Dose-response curves of STAT5 phosphorylation on (a) CD25⁻ and (b) CD25+ YT-1 cells with WT IL-2 and three super-2s. c, Dose-response curves of STAT5 phosphorylation on CD25⁺ (solid curve) and CD25⁻(dashed curve) YT-1 cells with WT IL-2 (pink curves) and IL-2-F42A mutation (purple curves). d, Dose-response curves of STAT5 phosphorylation on CD25⁺ (solid curve) and CD25⁻(dashed curve) YT-1 cells with H9 (green curves) and H9-F42A mutation (purple curves). e, Super-2s have superior potency over IL-2 on T cells derived from CD25^−/− mice as demonstrated by dose-response curves for STAT5 phosphorylation on T cells demonstrating that potency correlates with IL-2Rβ affinity (see also Supplementary Fig. 10). f, Proliferation of human naïve CD4⁺ T cell (CD25^low) reveals similar potency profiles as seen with CD25^−/− T cells. Proliferation was measured by CFSE dilution on day 5 (see also Supplementary Fig. 10). Error bars in a–d represent SEM of mean fluorescence units for each sample at the indicated cytokine concentration.

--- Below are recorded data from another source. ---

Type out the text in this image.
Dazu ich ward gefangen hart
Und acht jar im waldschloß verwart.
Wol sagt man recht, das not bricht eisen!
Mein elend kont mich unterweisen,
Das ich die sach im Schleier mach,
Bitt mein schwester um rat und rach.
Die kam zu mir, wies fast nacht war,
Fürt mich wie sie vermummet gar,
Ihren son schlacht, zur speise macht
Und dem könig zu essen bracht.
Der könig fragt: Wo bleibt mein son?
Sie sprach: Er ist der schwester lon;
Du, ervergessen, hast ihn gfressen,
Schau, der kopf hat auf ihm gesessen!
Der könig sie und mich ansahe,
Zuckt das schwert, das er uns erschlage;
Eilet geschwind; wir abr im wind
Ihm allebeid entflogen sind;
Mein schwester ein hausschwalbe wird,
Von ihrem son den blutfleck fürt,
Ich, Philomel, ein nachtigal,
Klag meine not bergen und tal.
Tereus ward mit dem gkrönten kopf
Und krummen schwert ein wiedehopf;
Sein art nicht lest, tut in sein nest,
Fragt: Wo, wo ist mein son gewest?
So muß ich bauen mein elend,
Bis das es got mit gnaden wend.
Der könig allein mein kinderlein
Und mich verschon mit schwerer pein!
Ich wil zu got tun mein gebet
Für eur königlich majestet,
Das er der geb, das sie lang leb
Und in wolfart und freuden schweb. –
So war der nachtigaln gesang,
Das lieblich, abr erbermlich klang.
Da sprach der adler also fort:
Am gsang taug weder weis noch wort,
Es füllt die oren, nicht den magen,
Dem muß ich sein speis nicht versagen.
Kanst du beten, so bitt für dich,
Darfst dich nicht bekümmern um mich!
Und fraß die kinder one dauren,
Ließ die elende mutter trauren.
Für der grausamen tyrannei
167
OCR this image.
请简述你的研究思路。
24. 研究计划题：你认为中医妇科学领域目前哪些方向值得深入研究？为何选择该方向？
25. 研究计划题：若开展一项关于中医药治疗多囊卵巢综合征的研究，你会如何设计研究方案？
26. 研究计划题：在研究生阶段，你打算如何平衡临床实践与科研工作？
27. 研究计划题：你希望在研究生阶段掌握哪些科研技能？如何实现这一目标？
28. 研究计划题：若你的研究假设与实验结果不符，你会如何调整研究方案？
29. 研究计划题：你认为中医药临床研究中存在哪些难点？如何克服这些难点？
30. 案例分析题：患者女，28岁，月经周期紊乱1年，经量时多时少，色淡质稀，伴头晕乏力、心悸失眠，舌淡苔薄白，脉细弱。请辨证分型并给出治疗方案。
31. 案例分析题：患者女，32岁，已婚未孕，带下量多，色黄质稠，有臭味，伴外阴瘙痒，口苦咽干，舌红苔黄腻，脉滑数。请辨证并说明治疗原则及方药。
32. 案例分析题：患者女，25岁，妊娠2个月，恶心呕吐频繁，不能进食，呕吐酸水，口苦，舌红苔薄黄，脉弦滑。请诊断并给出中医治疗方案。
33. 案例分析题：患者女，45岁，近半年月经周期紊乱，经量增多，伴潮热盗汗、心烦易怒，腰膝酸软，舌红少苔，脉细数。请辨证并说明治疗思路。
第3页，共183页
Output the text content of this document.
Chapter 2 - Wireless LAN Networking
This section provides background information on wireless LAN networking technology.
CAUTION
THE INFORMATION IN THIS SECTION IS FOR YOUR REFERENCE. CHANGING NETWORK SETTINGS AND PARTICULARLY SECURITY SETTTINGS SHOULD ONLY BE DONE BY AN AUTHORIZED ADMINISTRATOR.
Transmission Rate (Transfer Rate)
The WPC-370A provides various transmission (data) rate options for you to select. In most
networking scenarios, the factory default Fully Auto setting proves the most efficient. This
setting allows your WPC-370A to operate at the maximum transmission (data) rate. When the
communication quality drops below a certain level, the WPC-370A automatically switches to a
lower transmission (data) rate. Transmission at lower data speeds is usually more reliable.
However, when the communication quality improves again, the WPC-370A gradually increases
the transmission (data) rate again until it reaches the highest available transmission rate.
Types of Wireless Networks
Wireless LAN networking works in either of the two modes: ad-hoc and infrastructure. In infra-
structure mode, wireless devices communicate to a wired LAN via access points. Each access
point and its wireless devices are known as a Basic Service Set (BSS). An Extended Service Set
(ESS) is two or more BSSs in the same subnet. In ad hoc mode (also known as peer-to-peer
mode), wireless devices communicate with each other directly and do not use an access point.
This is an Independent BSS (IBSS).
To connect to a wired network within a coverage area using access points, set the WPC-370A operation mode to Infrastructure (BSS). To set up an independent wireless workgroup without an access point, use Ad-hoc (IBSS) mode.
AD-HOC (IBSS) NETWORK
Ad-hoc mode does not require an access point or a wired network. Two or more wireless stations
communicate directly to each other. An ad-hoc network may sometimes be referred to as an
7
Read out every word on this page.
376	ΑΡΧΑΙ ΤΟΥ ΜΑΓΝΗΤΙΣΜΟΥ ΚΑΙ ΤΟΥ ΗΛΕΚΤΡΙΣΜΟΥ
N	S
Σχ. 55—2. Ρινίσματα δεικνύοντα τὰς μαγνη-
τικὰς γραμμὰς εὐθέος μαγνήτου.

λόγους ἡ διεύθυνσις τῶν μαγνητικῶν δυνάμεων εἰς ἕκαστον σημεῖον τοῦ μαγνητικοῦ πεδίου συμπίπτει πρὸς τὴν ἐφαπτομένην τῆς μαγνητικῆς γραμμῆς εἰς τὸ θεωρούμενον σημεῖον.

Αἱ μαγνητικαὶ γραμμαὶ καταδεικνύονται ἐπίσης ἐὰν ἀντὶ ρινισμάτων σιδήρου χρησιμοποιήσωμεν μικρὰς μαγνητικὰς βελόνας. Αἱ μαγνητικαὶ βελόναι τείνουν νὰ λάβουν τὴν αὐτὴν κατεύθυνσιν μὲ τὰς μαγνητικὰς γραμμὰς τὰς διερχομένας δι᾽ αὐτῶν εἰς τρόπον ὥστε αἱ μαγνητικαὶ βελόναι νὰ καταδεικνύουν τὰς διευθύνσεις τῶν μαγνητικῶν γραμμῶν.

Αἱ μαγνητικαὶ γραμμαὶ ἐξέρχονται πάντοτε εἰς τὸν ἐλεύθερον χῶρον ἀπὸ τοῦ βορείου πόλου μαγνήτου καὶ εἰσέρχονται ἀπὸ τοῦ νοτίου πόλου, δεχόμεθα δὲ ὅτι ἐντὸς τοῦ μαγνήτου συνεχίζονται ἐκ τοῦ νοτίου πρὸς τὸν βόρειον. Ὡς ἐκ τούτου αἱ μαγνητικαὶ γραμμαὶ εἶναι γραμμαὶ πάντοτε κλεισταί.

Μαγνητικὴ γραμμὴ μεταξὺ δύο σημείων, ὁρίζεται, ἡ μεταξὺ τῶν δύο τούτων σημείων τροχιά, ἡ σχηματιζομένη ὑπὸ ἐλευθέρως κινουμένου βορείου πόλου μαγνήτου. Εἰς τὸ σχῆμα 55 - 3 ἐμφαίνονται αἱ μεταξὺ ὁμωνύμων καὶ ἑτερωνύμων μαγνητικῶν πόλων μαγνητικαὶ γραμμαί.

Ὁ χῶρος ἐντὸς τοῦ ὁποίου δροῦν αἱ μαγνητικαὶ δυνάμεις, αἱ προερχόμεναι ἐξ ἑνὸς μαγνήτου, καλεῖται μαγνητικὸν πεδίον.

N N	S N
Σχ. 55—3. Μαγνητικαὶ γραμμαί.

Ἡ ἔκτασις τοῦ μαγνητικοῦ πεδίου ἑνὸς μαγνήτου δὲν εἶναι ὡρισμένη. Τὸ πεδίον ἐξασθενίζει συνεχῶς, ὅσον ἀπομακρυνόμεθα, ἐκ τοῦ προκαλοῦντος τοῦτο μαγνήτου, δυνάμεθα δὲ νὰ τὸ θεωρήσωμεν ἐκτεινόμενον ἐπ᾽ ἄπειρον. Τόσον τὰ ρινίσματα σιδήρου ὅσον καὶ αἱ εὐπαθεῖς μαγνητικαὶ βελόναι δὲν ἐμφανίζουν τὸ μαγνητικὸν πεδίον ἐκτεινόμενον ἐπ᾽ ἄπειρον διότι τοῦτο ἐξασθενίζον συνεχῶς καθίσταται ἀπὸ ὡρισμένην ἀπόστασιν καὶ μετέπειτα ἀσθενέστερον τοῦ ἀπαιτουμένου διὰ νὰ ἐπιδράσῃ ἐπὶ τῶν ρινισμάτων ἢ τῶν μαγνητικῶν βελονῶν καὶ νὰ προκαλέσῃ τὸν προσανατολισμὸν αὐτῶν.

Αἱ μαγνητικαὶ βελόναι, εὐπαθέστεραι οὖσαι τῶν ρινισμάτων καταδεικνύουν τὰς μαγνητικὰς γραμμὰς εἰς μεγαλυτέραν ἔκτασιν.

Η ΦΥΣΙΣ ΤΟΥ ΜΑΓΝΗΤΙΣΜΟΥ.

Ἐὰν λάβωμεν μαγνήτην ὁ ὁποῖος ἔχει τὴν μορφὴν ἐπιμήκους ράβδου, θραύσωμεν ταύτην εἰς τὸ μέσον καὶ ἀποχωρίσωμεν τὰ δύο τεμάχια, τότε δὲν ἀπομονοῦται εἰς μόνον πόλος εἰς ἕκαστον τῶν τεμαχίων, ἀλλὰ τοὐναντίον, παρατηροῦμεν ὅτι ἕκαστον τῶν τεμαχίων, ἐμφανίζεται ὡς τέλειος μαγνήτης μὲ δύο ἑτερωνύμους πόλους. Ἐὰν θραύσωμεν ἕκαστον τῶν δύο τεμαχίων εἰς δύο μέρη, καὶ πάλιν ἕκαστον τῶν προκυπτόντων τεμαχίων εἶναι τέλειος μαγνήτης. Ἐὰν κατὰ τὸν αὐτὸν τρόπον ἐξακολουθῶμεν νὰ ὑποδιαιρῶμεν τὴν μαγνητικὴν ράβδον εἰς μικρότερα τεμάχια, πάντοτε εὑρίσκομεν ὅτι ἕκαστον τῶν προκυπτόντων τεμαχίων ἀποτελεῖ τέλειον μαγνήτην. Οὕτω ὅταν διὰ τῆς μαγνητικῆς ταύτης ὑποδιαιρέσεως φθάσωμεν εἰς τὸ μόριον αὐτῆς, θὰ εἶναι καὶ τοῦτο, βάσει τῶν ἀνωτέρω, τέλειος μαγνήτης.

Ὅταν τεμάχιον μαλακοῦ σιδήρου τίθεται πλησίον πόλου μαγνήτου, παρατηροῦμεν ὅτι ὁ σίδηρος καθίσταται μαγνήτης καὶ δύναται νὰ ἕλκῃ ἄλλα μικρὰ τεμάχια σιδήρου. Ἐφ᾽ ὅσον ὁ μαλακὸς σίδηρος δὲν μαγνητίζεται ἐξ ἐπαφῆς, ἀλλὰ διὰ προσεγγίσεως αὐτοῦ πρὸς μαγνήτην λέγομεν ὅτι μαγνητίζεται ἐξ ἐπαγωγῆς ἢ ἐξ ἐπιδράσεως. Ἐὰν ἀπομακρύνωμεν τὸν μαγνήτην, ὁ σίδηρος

Figure 4. Functional and anti-tumor activities of super-2 in vivo

a, Total cell counts of host CD3⁺ CD8⁺ CD44^high memory-phenotype T cells (MP CD8⁺, closed bars), and host CD3⁺ CD4⁺ CD25^high T cells (Treg, open bars) was determined in the spleens of mice receiving either PBS, 20 μg IL-2, 1.5 μg IL-2/anti-IL-2 mAb complexes (IL-2/mAb), or 20 μg H9 (see also Supplementary Fig. 14). b, Pulmonary edema (pulmonary wet weight) served to assess adverse toxic effects following IL-2 treatment, and was determined by weighing lungs before and after drying. c–f, C57BL/6 mice (n=3–4 mice/group) were injected either subcutaneously with 10⁶ B16F10 melanoma cells (B16, c), 2.5× 10⁶ murine colon carcinoma 38 (MC38, d), 10⁶ Lewis lung carcinoma (LLC, e), or mice received 3× 10⁵ B16F10 melanoma cells intravenously (B16, f), followed by daily injections of either PBS, 20 μg IL-2, 1.5 μg IL-2/mAb complexes, or 20 μg H9 for five days once subcutaneous tumor nodules became visible and palpable or from day three on for intravenously-injected tumors (see also Supplementary Fig. 15). Shown is mean tumor volume in mm³ (+/− SD) vs. time upon tumor inoculation. Error bars represent SEM. P values refer to comparisons of WT with the other treatment modalities. *, p<0.05; **, p<0.01; ***, p<0.001.